2000年3月19日 戻るホーム憲法目次

「憲法調査会」について

 国会法を改正し第11章の2を追加することによって、衆、参両院に「憲法調査会」が設置され、今通常国会からスタートした。

 衆議院は中山太郎会長、参議院は村上正邦会長、いずれも自民党である。委員数は、衆は50人、参は45人、会派の人数で比例配分される。

 国会法第102条の6は「日本国憲法について広範かつ総合的に調査を行うため」と定めている。これは調査会の目的を定めると同時に、その権限を定めたものと考えられる。つまり調査会の権限は、調査を行うだけで、国民投票法案や国民投票にかける憲法修正案を審議する権限はない。このことは、法改正時の議院運営委員会の申し合わせでも確認されており、さらに申し合わせで調査期間はおおむね5年を目途とすることも確認されている。

 運営については、両院とも「憲法調査会規程」を定め、それに従う。両院とも幹事を選び幹事会によって運営方法が決定される。参議院では、「運営検討委員会」を設け、幹事会へのたたき台を作る。 私は、参議院のほうの民主党出身の幹事。すでにスタートから1ヶ月半。調査会はおおむね隔週に開いている。

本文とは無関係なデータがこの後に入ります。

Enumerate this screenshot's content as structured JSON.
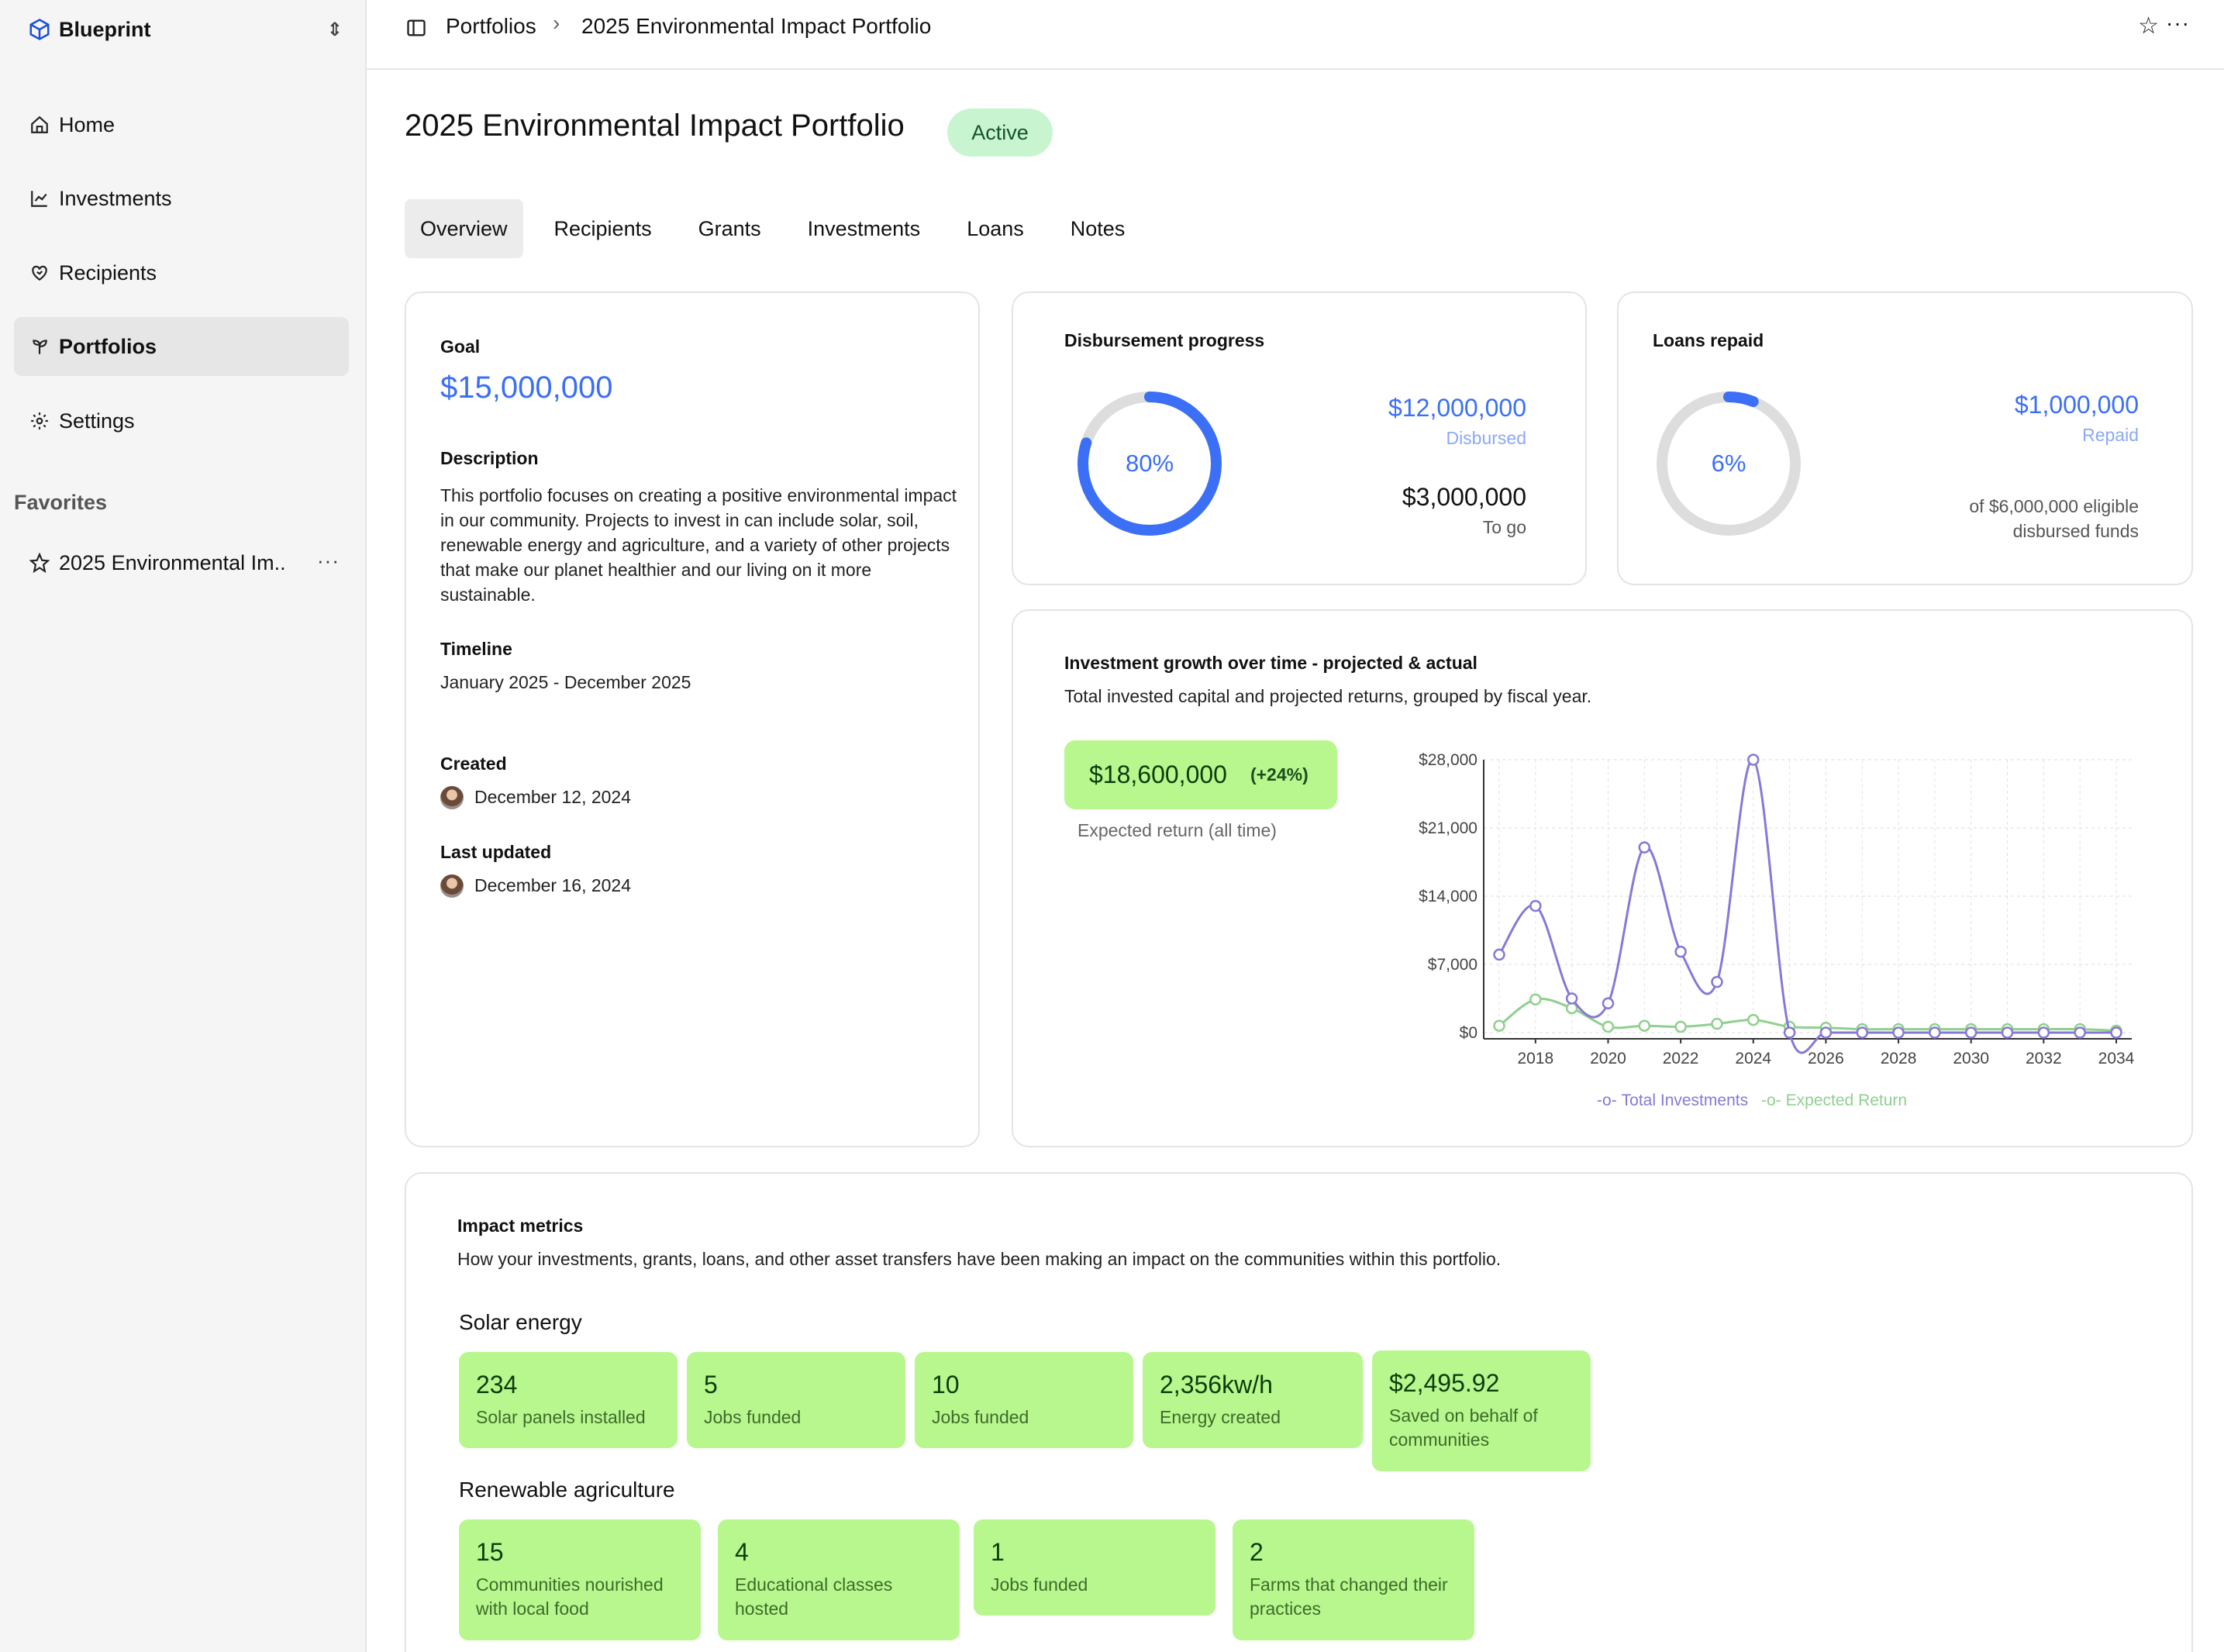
{
  "sidebar": {
    "brand": "Blueprint",
    "nav": [
      {
        "label": "Home",
        "icon": "home-icon"
      },
      {
        "label": "Investments",
        "icon": "chart-line-icon"
      },
      {
        "label": "Recipients",
        "icon": "heart-handshake-icon"
      },
      {
        "label": "Portfolios",
        "icon": "sprout-icon",
        "active": true
      },
      {
        "label": "Settings",
        "icon": "gear-icon"
      }
    ],
    "favorites_heading": "Favorites",
    "favorites": [
      {
        "label": "2025 Environmental Im..",
        "icon": "star-icon"
      }
    ]
  },
  "topbar": {
    "crumb_parent": "Portfolios",
    "crumb_current": "2025 Environmental Impact Portfolio"
  },
  "page": {
    "title": "2025 Environmental Impact Portfolio",
    "status": "Active",
    "tabs": [
      "Overview",
      "Recipients",
      "Grants",
      "Investments",
      "Loans",
      "Notes"
    ],
    "active_tab": "Overview"
  },
  "overview": {
    "goal_label": "Goal",
    "goal_value": "$15,000,000",
    "description_label": "Description",
    "description": "This portfolio focuses on creating a positive environmental impact in our community. Projects to invest in can include solar, soil, renewable energy and agriculture, and a variety of other projects that make our planet healthier and our living on it more sustainable.",
    "timeline_label": "Timeline",
    "timeline": "January 2025 - December 2025",
    "created_label": "Created",
    "created": "December 12, 2024",
    "updated_label": "Last updated",
    "updated": "December 16, 2024"
  },
  "disbursement": {
    "title": "Disbursement progress",
    "percent_label": "80%",
    "progress": 0.8,
    "disbursed_value": "$12,000,000",
    "disbursed_label": "Disbursed",
    "togo_value": "$3,000,000",
    "togo_label": "To go"
  },
  "loans": {
    "title": "Loans repaid",
    "percent_label": "6%",
    "progress": 0.06,
    "repaid_value": "$1,000,000",
    "repaid_label": "Repaid",
    "note_line1": "of $6,000,000 eligible",
    "note_line2": "disbursed funds"
  },
  "growth": {
    "title": "Investment growth over time - projected & actual",
    "subtitle": "Total invested capital and projected returns, grouped by fiscal year.",
    "kpi_value": "$18,600,000",
    "kpi_change": "(+24%)",
    "kpi_label": "Expected return (all time)"
  },
  "chart_data": {
    "type": "line",
    "x": [
      2017,
      2018,
      2019,
      2020,
      2021,
      2022,
      2023,
      2024,
      2025,
      2026,
      2027,
      2028,
      2029,
      2030,
      2031,
      2032,
      2033,
      2034
    ],
    "x_ticks": [
      "2018",
      "2020",
      "2022",
      "2024",
      "2026",
      "2028",
      "2030",
      "2032",
      "2034"
    ],
    "y_ticks": [
      "$0",
      "$7,000",
      "$14,000",
      "$21,000",
      "$28,000"
    ],
    "ylim": [
      0,
      28000
    ],
    "series": [
      {
        "name": "Total Investments",
        "color": "#8878d6",
        "values": [
          8000,
          13000,
          3500,
          3000,
          19000,
          8300,
          5200,
          28000,
          0,
          0,
          0,
          0,
          0,
          0,
          0,
          0,
          0,
          0
        ]
      },
      {
        "name": "Expected Return",
        "color": "#8fd08f",
        "values": [
          700,
          3400,
          2500,
          600,
          700,
          600,
          900,
          1300,
          600,
          500,
          350,
          350,
          350,
          350,
          350,
          350,
          350,
          200
        ]
      }
    ],
    "grid": true,
    "legend": "bottom-center"
  },
  "impact": {
    "title": "Impact metrics",
    "subtitle": "How your investments, grants, loans, and other asset transfers have been making an impact on the communities within this portfolio.",
    "sections": [
      {
        "title": "Solar energy",
        "metrics": [
          {
            "value": "234",
            "label": "Solar panels installed"
          },
          {
            "value": "5",
            "label": "Jobs funded"
          },
          {
            "value": "10",
            "label": "Jobs funded"
          },
          {
            "value": "2,356kw/h",
            "label": "Energy created"
          },
          {
            "value": "$2,495.92",
            "label": "Saved on behalf of communities"
          }
        ]
      },
      {
        "title": "Renewable agriculture",
        "metrics": [
          {
            "value": "15",
            "label": "Communities nourished with local food"
          },
          {
            "value": "4",
            "label": "Educational classes hosted"
          },
          {
            "value": "1",
            "label": "Jobs funded"
          },
          {
            "value": "2",
            "label": "Farms that changed their practices"
          }
        ]
      }
    ]
  }
}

 これまでのところ、衆議院では「憲法制定過程」につき有識者からの意見聴取と質疑を行っている。 参議院では、まず2回調査会の進め方等につき委員間の自由討議を行った。ついで3回目は、有識者から歴史や文明史等を交えた幅広い意見を聴取する方式で、まず正村公宏教授らをお願いしている。第4回目は「学生と語る憲法調査会」と題し、公募で学生からの意見聴取を行う。これは調査会の論点整理に役立てる。

 委員の立場は、改憲が自民党と自由党、護憲が共産党と社民党、論憲が民主党と公明党と分類できよう。しかしその内容はさまざまで、今後の動向はまだまだ流動的と見たほうが良い。

 改憲の主張は、前文、第9条、人権条項、統治機構等すべてにわたり、内容も千差万別。護憲は現実を憲法に合わせよというもの。

 論憲の主張は民主党の立場に要約される。民主党は昨秋、党内に鳩山代表に直属し、鹿野道彦氏を会長とするする「憲法調査会」を設置した。私はその事務局長でもある。

 私が取りまとめ、衆参の第1回調査会で表明された民主党の意見を要約すると、(1)あらかじめ改憲、護憲の立場を定めず、「21世紀の『この国のかたち』を構想する立場から、あらゆる問題について議論をしていく、(2)憲法制定過程に問題があるから憲法改正をすべきであるとの立場はとらない、(3)各界の代表・碩学をお招きして、『20世紀の総括と21世紀の展望』について議論するといったことになる。

 憲法を「不磨の大典」とし、半世紀を経ても議論もしないというのでは、やはり社会が思考停止と知的退廃に陥る。世界の歴史や各国の論議も踏まえ、地球憲法とも繋がる、新しい時代を展望した議論をしたい。